Berlin - Nach den jüngsten Terrordrohungen gegen Deutschland haben die Behörden in Berlin auch ihr Sicherheitskonzept für das Einheitsfest an diesem Samstag verschärft.

“Für den 3. Oktober werden aufgrund der veränderten Sicherheitslage mehr Sicherheitskräfte vor Ort sein“, sagte Innensenator Ehrhart Körting (SPD) am Freitag nach Angaben seiner Sprecherin. Sie bestätigte damit einen Bericht von “Spiegel Online“. Mehrere hundert Polizisten seien im Einsatz. Die Sicherheitsvorkehrungen für das Fest am Brandenburger gingen aber nicht wesentlich über das hinaus, was bei ähnlichen Veranstaltungen in Berlin üblich sei. “Es wird schon noch ein Volksfest bleiben.“ Erwartet werden 500 000 Menschen.
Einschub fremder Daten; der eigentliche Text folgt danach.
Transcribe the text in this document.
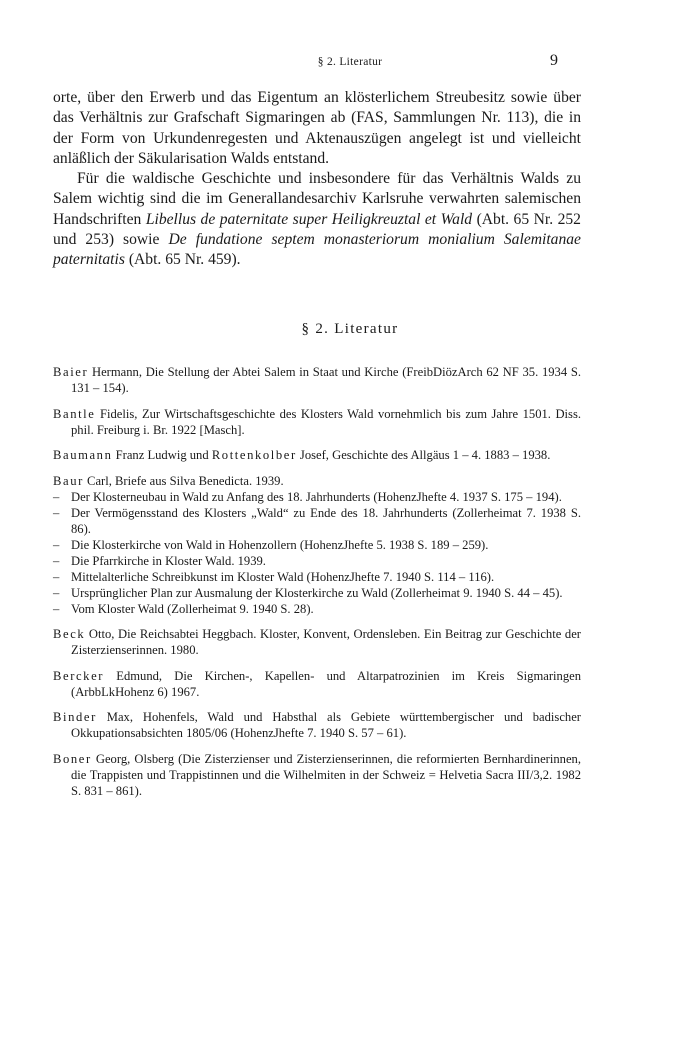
§ 2. Literatur	9

orte, über den Erwerb und das Eigentum an klösterlichem Streubesitz sowie über das Verhältnis zur Grafschaft Sigmaringen ab (FAS, Sammlungen Nr. 113), die in der Form von Urkundenregesten und Aktenauszügen angelegt ist und vielleicht anläßlich der Säkularisation Walds entstand.

Für die waldische Geschichte und insbesondere für das Verhältnis Walds zu Salem wichtig sind die im Generallandesarchiv Karlsruhe verwahrten salemischen Handschriften Libellus de paternitate super Heiligkreuztal et Wald (Abt. 65 Nr. 252 und 253) sowie De fundatione septem monasteriorum monialium Salemitanae paternitatis (Abt. 65 Nr. 459).

§ 2. Literatur
Baier Hermann, Die Stellung der Abtei Salem in Staat und Kirche (FreibDiözArch 62 NF 35. 1934 S. 131 – 154).
Bantle Fidelis, Zur Wirtschaftsgeschichte des Klosters Wald vornehmlich bis zum Jahre 1501. Diss. phil. Freiburg i. Br. 1922 [Masch].
Baumann Franz Ludwig und Rottenkolber Josef, Geschichte des Allgäus 1 – 4. 1883 – 1938.
Baur Carl, Briefe aus Silva Benedicta. 1939.
– Der Klosterneubau in Wald zu Anfang des 18. Jahrhunderts (HohenzJhefte 4. 1937 S. 175 – 194).
– Der Vermögensstand des Klosters „Wald“ zu Ende des 18. Jahrhunderts (Zollerheimat 7. 1938 S. 86).
– Die Klosterkirche von Wald in Hohenzollern (HohenzJhefte 5. 1938 S. 189 – 259).
– Die Pfarrkirche in Kloster Wald. 1939.
– Mittelalterliche Schreibkunst im Kloster Wald (HohenzJhefte 7. 1940 S. 114 – 116).
– Ursprünglicher Plan zur Ausmalung der Klosterkirche zu Wald (Zollerheimat 9. 1940 S. 44 – 45).
– Vom Kloster Wald (Zollerheimat 9. 1940 S. 28).
Beck Otto, Die Reichsabtei Heggbach. Kloster, Konvent, Ordensleben. Ein Beitrag zur Geschichte der Zisterzienserinnen. 1980.
Bercker Edmund, Die Kirchen-, Kapellen- und Altarpatrozinien im Kreis Sigmaringen (ArbbLkHohenz 6) 1967.
Binder Max, Hohenfels, Wald und Habsthal als Gebiete württembergischer und badischer Okkupationsabsichten 1805/06 (HohenzJhefte 7. 1940 S. 57 – 61).
Boner Georg, Olsberg (Die Zisterzienser und Zisterzienserinnen, die reformierten Bernhardinerinnen, die Trappisten und Trappistinnen und die Wilhelmiten in der Schweiz = Helvetia Sacra III/3,2. 1982 S. 831 – 861).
Der Beschluss wurde den Angaben zufolge am Sonntag gefasst, nachdem die jüngsten Drohvideos islamischer Extremisten ausgewertet worden waren. Seitdem ist die Polizei auch verstärkt in Berlins U- Bahnen und S-Bahnen präsent. Straßensperren sollen verhindern, dass Autos oder Lastwagen der Durchbruch zum Festgelände gelingt. Körting hob hervor, dass keine konkreten Anschlagspläne bekannt seien. Es gebe nach wie vor eine “erhöhte abstrakte Gefahrenlage“.

In den Drohvideos des Terrornetzes El Kaida vor der Bundestagswahl waren neben dem Münchner Oktoberfest auch das Brandenburger Tor zu sehen. Bundesweit stehen seither auch Flughäfen und Bahnhöfe nach Angaben der Behörden unter besonderer Beobachtung. Bei der Berliner Polizei hieß es, der Polizeieinsatz in der Stadt sei auch am Festwochenende der aktuellen Gefährdungslage angepasst. Verstärkung aus anderen Bundesländern sei aber nicht angefordert worden.